Title: Into Place
Author: Kat Lee
Fandom: Buffy the Vampire Slayer
Character/Pairing: Giles, Buffy
Rating: PG/K+
Challenge/Prompt:
Giles_Shorts: Mask
Warning(s): None
Word Count: 539
Date Written: 6 November 2016
Summary:
Disclaimer: All characters within belong to Whedon, not the author, and are used without permission.
Giles slowly raises his eyes from the thick and ancient text in front of him. He had been concentrating on the yellowed pages a little too hard over the last five minutes, but the fuming teenager hadn't seemed to notice. She had been aggravated that he refused to face her, of course, but she had no clue as to the real reason why.
He lifts his spectacles from his face with a weary sigh and runs his hands over his skin. He can feel the wrinkles beginning to form around his eyes and nose, little reminders that he's much older than he sometimes feels. And yet, some nights, trying to keep up with Buffy and her friends and help his charge save the world yet again leaves him feeling decades older than he actually is.
Giles shakes his head and lets his fingers run up into the ends of his graying hairs. He's so weary of this battle already, and yet stretching before him are endless, countless more battles -- if he wants his Slayer to live, which is perhaps what makes this ongoing war not just against the forces of evil but against rebelling teenagers when they want to play when they should be honing their skills all that much more difficult.
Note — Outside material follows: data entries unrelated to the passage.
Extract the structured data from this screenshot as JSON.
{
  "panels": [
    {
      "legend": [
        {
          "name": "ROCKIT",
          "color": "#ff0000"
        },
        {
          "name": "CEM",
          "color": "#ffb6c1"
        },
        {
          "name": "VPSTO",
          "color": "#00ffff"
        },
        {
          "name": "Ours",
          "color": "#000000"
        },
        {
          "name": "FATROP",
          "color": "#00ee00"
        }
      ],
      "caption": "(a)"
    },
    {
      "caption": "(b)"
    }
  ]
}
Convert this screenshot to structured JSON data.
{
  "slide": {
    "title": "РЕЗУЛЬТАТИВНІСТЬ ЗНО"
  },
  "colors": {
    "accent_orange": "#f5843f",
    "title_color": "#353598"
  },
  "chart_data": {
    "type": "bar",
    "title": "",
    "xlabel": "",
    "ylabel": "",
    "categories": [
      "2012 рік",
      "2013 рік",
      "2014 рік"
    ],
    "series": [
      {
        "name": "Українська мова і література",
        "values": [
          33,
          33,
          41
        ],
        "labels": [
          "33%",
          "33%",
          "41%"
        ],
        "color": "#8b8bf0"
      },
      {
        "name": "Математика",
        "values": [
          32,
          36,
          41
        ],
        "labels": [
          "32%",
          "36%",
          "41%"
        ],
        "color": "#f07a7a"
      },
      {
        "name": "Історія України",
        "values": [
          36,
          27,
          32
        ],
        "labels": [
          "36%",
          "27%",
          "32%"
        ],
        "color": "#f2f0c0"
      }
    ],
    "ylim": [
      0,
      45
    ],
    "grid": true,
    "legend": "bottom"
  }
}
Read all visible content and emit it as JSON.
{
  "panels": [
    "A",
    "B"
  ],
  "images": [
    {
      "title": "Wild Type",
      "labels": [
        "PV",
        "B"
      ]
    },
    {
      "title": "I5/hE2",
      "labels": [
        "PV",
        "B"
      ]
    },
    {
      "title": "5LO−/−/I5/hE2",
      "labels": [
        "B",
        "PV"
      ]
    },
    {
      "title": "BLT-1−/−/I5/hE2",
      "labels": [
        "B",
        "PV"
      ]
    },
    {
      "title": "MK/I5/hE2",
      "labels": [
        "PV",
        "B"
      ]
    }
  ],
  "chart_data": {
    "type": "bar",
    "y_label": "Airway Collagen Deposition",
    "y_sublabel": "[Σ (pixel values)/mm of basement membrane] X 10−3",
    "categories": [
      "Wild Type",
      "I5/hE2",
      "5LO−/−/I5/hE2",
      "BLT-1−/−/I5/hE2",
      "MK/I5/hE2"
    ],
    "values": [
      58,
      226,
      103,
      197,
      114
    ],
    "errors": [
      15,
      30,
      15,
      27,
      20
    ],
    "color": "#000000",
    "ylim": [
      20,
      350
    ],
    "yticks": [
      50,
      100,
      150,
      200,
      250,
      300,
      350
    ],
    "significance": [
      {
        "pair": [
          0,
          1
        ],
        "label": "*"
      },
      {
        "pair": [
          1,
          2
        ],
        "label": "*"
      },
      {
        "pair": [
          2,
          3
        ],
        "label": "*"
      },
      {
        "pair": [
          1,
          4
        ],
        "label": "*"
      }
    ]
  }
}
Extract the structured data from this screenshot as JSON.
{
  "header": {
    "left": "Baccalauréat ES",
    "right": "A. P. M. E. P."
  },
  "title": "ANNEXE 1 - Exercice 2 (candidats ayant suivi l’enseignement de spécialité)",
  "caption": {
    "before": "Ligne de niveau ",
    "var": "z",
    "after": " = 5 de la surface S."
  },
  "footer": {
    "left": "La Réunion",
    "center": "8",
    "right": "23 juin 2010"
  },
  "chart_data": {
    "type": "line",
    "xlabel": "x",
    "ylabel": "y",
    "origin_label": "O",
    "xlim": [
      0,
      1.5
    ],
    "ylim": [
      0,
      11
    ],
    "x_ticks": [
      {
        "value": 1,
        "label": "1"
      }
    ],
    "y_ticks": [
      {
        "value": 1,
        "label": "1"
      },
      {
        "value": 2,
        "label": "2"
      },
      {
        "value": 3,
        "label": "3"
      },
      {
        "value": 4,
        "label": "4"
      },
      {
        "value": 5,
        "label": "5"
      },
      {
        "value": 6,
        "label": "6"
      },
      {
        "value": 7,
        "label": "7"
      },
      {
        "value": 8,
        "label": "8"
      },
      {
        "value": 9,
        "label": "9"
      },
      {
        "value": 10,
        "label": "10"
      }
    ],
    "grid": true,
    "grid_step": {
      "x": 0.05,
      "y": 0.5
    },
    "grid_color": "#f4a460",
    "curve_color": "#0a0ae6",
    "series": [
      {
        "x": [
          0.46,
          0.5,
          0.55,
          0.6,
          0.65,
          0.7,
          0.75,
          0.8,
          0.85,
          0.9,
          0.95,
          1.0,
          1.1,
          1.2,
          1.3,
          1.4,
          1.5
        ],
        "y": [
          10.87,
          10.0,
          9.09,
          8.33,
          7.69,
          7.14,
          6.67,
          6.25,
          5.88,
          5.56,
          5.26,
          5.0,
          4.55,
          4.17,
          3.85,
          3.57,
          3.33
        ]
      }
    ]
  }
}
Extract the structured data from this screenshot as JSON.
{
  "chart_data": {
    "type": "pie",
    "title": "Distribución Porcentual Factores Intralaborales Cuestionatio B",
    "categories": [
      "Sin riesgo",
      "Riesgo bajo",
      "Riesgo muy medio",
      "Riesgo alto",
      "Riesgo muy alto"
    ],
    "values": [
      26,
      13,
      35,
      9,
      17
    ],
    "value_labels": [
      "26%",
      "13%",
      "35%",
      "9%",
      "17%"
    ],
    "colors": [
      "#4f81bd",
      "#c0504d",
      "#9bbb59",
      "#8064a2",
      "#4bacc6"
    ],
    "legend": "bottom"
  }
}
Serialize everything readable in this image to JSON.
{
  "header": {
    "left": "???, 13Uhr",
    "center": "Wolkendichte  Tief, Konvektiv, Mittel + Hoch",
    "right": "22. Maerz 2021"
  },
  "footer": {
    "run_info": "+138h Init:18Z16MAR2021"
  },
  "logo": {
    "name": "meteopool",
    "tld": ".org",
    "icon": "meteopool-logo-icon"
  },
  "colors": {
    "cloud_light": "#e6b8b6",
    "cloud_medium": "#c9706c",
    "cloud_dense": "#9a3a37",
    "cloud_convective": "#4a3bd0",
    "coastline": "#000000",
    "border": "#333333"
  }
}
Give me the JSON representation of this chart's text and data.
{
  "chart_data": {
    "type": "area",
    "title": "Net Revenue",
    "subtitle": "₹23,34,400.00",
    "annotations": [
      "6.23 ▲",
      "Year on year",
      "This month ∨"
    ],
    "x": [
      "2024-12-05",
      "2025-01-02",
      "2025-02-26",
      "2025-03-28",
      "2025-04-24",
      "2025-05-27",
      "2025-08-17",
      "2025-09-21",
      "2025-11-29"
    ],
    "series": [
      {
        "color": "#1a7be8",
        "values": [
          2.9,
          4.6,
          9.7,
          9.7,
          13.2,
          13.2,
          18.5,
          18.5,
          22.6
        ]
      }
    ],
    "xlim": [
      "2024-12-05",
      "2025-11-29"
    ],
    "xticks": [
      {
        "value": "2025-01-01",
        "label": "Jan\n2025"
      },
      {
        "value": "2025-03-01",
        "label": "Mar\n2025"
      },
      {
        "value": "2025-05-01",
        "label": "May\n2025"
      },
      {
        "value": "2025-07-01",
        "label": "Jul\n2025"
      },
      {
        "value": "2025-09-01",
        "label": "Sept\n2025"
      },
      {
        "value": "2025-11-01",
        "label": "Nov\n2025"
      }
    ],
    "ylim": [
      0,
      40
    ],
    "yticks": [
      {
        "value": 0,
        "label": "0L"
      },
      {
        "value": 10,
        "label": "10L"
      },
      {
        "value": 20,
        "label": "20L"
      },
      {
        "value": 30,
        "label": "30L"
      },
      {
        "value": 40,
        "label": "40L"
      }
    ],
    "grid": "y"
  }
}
His eyes drift closed as he sits in the silent solitude of his library. The room should feel comforting -- it usually does --, but Buffy's angry words still ring throughout it. Why shouldn't she have a life? Especially if she's saving everybody else's, why she should not be allowed to live her own?
He wishes with all his heart he could lift his carefully constructed mask just once in her presence. He wishes he could convey to her that the reason why he insists on being so strict concerning her training is not because he wishes to take her freedom from her but rather because he wants to give it to her. She's worried about her freedoms to love or at least date and party; he has a much greater concern in his determination that she have the freedom to live.
And yet, every day, especially every night, he grows ever more afraid that that freedom is going to be taken from her, that she's going to fail to beat the monsters back, to save not only the world but her own life, that he is going to fail her . . . Tears prick his closed eyes. He swallows hard, feeling the darkness closing in. He doesn't want to have to bury another friend. He doesn't want to lose her when her life is just beginning.
He lifts his hand from his face and fights his own instincts to reach for his nearest weapon as he hears the door open. Students rarely come into this place, and indeed, it's not a student who's striding forward toward his desk now. Giles squares his shoulders and returns his glasses to his face. Looking through their lenses and trying to remind himself that the man is only another human, his life as worthy of being saved as any one else's, Giles asks, "What can I do for you, Principal Snyder?", and his mask falls into place again.